Multimedia Games moved to dismiss Gamco’s amended complaint for lack of standing. The trial court concluded that Gamco held an “exclusive enterprise” license—a hybrid between a territorial license and a field of use license. “Rather than being restricted only to a geographic area or only to specific kinds of conduct Gamco’s rights are restricted to the operations of the New York State Lottery, an enterprise of the State of New York.” The trial court then held that Gamco had standing to sue, but certified the question for appeal. The nature of the license was not certified for appeal.
The Federal Circuit held that Gamco did not have standing to sue without the patent owner, noting that the single infringing act of offering New York State Lottery games might subject the infringer to multiple suits, e.g., suit by Gamco under its “enterprise license” for the “lottery” games and a separate suit by IGT or some other game-specific licensee for other games. In reaching its decision, the Court distinguished territorial exclusive licenses, noting that such exclusive licenses exclude “all other persons, even the patentee, from [infringing the patent] within the district.” The Court did not reach the question of whether Gamco could participate in the suit if it joined the patent owner.

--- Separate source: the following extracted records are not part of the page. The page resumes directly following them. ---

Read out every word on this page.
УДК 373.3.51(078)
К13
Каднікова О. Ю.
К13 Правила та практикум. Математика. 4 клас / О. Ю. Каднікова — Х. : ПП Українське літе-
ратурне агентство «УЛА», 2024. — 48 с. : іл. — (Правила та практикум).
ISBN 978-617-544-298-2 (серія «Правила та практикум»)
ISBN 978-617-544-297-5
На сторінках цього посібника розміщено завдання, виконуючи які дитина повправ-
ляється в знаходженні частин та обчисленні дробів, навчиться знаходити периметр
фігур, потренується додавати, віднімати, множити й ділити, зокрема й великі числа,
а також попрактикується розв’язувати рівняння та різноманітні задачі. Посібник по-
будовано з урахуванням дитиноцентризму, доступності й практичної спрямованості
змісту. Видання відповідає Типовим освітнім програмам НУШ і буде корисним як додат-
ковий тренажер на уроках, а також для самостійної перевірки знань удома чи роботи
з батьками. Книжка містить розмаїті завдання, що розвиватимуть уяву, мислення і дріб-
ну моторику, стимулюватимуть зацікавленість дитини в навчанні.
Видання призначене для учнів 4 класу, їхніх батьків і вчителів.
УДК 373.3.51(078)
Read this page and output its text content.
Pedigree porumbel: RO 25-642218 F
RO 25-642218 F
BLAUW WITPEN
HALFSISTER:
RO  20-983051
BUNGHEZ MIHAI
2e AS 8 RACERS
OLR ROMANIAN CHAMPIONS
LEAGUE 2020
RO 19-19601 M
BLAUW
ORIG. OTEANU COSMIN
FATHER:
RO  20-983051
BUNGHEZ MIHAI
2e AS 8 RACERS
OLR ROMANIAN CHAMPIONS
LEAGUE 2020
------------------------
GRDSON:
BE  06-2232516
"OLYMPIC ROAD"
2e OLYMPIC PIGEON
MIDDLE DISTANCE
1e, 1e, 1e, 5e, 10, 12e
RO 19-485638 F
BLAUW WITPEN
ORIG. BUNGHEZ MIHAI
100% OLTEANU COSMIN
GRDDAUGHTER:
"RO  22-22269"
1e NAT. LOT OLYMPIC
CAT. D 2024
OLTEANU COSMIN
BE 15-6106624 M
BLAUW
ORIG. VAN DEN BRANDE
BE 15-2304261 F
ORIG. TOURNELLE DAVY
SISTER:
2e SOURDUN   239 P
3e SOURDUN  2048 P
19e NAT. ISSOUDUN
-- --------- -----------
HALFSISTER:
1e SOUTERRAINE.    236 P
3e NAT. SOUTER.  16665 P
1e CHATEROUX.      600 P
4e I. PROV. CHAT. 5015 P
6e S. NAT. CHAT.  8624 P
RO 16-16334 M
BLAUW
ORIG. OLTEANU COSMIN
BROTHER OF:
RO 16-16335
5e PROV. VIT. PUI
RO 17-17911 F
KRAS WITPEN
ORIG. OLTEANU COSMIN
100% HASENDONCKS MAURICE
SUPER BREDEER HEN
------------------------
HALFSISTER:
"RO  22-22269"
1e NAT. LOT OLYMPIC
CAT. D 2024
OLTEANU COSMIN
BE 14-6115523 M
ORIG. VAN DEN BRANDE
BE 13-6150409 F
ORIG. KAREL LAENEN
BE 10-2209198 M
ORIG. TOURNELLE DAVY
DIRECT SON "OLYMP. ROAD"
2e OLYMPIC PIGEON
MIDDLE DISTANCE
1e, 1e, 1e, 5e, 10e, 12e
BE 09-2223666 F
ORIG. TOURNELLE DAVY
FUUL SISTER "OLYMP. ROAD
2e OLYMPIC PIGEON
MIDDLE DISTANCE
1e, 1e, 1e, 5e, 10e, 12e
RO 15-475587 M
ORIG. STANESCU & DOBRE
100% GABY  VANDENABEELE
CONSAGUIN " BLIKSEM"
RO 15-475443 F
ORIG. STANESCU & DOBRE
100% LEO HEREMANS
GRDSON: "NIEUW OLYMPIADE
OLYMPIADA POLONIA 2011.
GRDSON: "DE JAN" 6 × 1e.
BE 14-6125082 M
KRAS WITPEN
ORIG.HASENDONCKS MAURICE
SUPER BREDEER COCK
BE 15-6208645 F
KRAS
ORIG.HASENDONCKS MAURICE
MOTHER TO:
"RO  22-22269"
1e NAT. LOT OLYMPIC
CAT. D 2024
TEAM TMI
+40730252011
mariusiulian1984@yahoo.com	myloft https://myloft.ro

Practice Note: While the practice of dividing the enforcement and licensing rights in the same patent among different parties has recently become popular from a business and/or tax perspective, the Federal Circuit is only now addressing the legal effects of these arrangements. The Court’s repeated decisions denying standing to licensees that do not have legal title to the patents they seek to enforce casts doubt on the value and viability of such arrangements.